A new video, "Treatment Solutions," was launched at NIDA's 5th Annual Constituency Conference at Lansdowne, VA in December 1998 and received an enthusiastic response from the meeting's participants. Marketing and distribution plans include mailings to interested groups who have requested copies, distribution via NCADI, and placement of stories about its availability in constituent newsletters and other targeted publications.
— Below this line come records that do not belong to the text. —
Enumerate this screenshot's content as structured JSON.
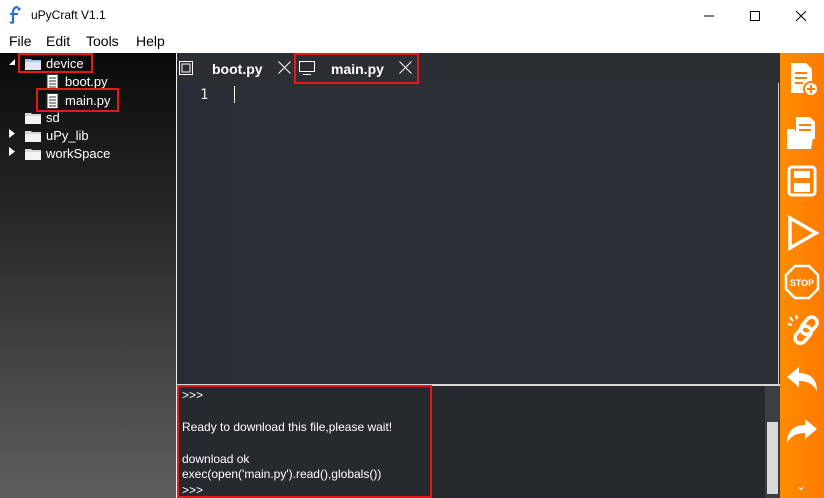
{
  "window": {
    "title": "uPyCraft V1.1",
    "minimize_glyph": "—",
    "maximize_glyph": "☐",
    "close_glyph": "✕"
  },
  "menu": [
    "File",
    "Edit",
    "Tools",
    "Help"
  ],
  "tree": {
    "device": "device",
    "files": [
      "boot.py",
      "main.py"
    ],
    "sd": "sd",
    "upy_lib": "uPy_lib",
    "workspace": "workSpace"
  },
  "tabs": [
    {
      "label": "boot.py",
      "active": false
    },
    {
      "label": "main.py",
      "active": true
    }
  ],
  "editor": {
    "line_numbers": [
      "1"
    ]
  },
  "terminal": {
    "lines": [
      ">>>",
      "",
      "Ready to download this file,please wait!",
      "",
      "download ok",
      "exec(open('main.py').read(),globals())",
      ">>>"
    ]
  },
  "toolbar": {
    "icons": [
      "new-file-icon",
      "open-folder-icon",
      "save-icon",
      "download-run-icon",
      "stop-icon",
      "connect-icon",
      "undo-icon",
      "redo-icon"
    ],
    "stop_label": "STOP",
    "more_glyph": "⌄"
  },
  "colors": {
    "accent": "#ff7f00",
    "highlight": "#e61919",
    "editor_bg": "#282c34",
    "terminal_bg": "#262a2f"
  }
}
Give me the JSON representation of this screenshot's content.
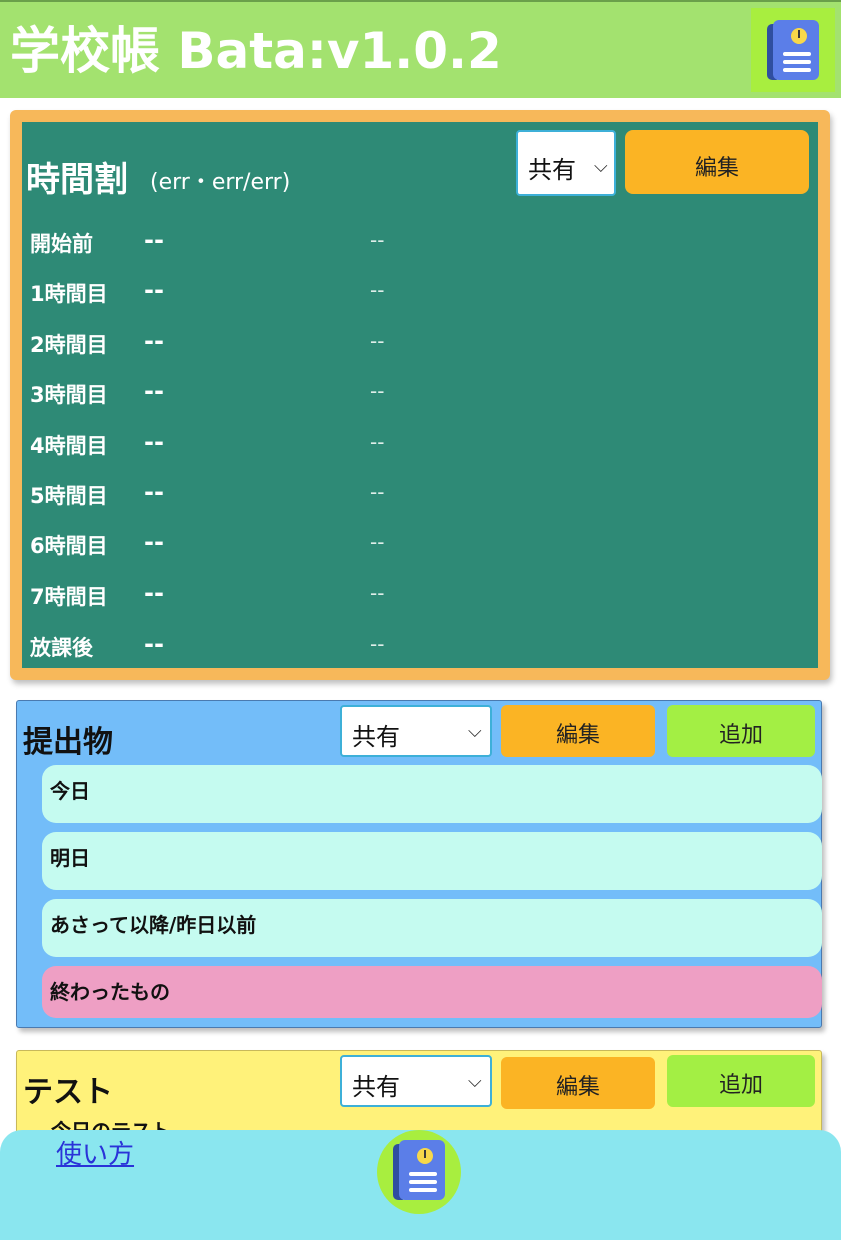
{
  "header": {
    "title": "学校帳 Bata:v1.0.2",
    "icon": "notebook-clock-icon"
  },
  "timetable": {
    "title": "時間割",
    "subtitle": "(err・err/err)",
    "share_select": "共有",
    "edit_label": "編集",
    "periods": [
      {
        "name": "開始前",
        "subject": "--",
        "room": "--"
      },
      {
        "name": "1時間目",
        "subject": "--",
        "room": "--"
      },
      {
        "name": "2時間目",
        "subject": "--",
        "room": "--"
      },
      {
        "name": "3時間目",
        "subject": "--",
        "room": "--"
      },
      {
        "name": "4時間目",
        "subject": "--",
        "room": "--"
      },
      {
        "name": "5時間目",
        "subject": "--",
        "room": "--"
      },
      {
        "name": "6時間目",
        "subject": "--",
        "room": "--"
      },
      {
        "name": "7時間目",
        "subject": "--",
        "room": "--"
      },
      {
        "name": "放課後",
        "subject": "--",
        "room": "--"
      }
    ]
  },
  "submissions": {
    "title": "提出物",
    "share_select": "共有",
    "edit_label": "編集",
    "add_label": "追加",
    "groups": [
      "今日",
      "明日",
      "あさって以降/昨日以前",
      "終わったもの"
    ]
  },
  "tests": {
    "title": "テスト",
    "share_select": "共有",
    "edit_label": "編集",
    "add_label": "追加",
    "first_group": "今日のテスト"
  },
  "footer": {
    "help_link": "使い方",
    "home_icon": "notebook-clock-icon"
  },
  "colors": {
    "header": "#a3e26f",
    "timetable_board": "#2e8a76",
    "timetable_frame": "#f7b85a",
    "submissions_bg": "#73bdf9",
    "tests_bg": "#fff27a",
    "edit_button": "#fbb424",
    "add_button": "#a3ef44",
    "card_blue": "#c5fbf0",
    "card_pink": "#ee9fc4",
    "footer": "#8ae6ef"
  }
}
The NIDA web site continues to be updated. Two new initiatives recently added include information on the Clinical Trials Network and a NIDA Goes To School page that features an interactive site based on the Mind Over Matter series.
NIDA Exhibits Program
The fall season is one of the busiest for NIDA. The following are meetings where NIDA recently exhibited its publications and program announcements:
October 9-10, 1998 Society for Advancement of Chicanos and Native Americans in Science
October 14, 1998 Iowa Town Meeting
October 18-21, 1998 American Psychiatric Nurses Association
October 19-21, 1998 National Corrections Conference
October 25-27, 1998 New York State Association of Alcoholism & Substance Abuse Providers
October 27-Nov 1, 1998 American Academy of Child & Adolescent Psychiatry
October 28, 1998 Buffalo Mini Town Meeting
October 29-Nov 1, 1998 U.S. Conference on AIDS
November 4-6, 1998 Primary Care
November 5-8, 1998 Association for Advancement of Behavior Therapy
November 7-12, 1998 Society for Neuroscience
November 15-19, 1998 American Public Health Association
November 19-21, 1998 Community Anti-Drug Coalitions of America
November 20, 1998 Parklawn Health Fair
November 21-24, 1998 Minority Research Symposium
December 1-2, 1998 NIDA Annual Constituent Meeting
December 9-12, 1998 American Indian Science & Engineering Society
46,000 attendees were present at these conferences.